一般会計101兆円前後=過去最大、消費増税対策で膨張19年度予算案

政治・外交

政府は13日、2019年度予算案について、一般会計総額を過去最大の101兆円前後とする方向で調整に入った。19年10月の消費税増税に備えた景気対策で歳出が膨らみ、当初予算段階で初めて100兆円の大台を突破する。税収は過去最高の62兆円程度を見込むが、歳出拡大も止まらず、財政再建が進むかは不透明だ。

安倍晋三首相は「経済再生なくして財政健全化なし」との方針で、消費税増税に伴う景気の腰折れ対策に万全の対応を打ち出す構え。21日の閣議決定を目指す。

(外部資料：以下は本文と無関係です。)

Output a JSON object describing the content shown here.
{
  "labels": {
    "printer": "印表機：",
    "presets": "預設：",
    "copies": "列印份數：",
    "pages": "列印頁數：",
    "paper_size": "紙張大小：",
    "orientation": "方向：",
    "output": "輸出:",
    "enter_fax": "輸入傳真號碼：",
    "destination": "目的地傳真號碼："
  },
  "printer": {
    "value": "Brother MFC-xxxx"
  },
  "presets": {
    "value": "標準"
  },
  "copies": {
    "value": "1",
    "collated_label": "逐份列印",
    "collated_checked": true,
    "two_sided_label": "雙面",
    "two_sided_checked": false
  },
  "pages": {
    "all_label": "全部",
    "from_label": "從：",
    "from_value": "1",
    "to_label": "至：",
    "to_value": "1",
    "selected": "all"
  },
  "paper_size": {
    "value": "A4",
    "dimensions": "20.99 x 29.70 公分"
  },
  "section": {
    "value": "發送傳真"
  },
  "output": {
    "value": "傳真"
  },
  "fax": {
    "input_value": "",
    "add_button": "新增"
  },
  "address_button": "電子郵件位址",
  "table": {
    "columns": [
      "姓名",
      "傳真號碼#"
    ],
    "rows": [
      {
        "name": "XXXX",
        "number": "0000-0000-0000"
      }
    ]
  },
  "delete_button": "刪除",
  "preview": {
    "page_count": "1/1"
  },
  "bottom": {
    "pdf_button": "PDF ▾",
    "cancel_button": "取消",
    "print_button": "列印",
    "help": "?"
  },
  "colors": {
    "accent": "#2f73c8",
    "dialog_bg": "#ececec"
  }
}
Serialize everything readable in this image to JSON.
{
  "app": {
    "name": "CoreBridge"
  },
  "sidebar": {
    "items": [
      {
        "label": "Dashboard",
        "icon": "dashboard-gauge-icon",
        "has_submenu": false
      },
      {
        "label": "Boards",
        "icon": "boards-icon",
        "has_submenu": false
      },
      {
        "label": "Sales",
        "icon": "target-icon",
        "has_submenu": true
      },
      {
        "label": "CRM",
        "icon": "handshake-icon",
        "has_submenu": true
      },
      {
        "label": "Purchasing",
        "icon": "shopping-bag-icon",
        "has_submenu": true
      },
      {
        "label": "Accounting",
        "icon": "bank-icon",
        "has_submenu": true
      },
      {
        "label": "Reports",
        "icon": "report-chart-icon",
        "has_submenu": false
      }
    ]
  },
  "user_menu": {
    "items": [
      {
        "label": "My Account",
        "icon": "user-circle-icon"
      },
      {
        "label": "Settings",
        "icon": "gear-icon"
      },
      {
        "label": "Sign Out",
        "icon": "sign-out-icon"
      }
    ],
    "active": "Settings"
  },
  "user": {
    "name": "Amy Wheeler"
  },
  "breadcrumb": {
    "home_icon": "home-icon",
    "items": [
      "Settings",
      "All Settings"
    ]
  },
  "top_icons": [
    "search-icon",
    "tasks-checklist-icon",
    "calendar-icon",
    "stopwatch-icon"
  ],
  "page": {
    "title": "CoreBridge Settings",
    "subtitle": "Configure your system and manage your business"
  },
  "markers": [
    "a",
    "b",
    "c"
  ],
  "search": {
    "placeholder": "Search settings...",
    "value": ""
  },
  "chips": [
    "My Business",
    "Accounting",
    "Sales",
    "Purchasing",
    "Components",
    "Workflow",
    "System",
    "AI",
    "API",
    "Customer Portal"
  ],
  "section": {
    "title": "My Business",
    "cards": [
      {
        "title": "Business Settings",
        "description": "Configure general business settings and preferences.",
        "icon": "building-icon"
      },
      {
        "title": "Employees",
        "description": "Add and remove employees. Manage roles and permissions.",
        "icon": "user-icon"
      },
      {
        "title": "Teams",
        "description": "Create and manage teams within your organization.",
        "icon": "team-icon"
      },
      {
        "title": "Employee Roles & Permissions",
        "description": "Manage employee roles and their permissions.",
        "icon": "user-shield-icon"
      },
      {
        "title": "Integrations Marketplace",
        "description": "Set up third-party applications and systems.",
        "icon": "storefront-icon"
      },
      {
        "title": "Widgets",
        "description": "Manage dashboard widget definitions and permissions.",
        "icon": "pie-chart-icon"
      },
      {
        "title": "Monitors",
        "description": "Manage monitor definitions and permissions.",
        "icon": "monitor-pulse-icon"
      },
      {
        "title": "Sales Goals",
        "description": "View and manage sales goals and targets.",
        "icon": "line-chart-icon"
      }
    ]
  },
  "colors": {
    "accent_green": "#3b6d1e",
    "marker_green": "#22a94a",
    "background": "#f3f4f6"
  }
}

歳出総額は、過去最大だった18年度当初予算の97兆7128億円を約3兆円上回る。消費税増税に備え、2兆円規模の景気対策を実施。中小の小売店で現金を使わないキャッシュレス決済時に最大5%のポイントを還元するほか、低所得者向けに公費負担で購入額以上の買い物ができる「プレミアム付き商品券」を発行。今夏の自然災害を踏まえ、重要インフラの防災対策も強化する。

高齢化に伴う社会保障費(前年度32兆9732億円)の自然増は、臨時の薬価改定などを通じて1000億円程度抑制するが、5000億円弱の伸びは避けられない見通し。消費税収の一部を投じて幼児教育無償化なども盛り込む。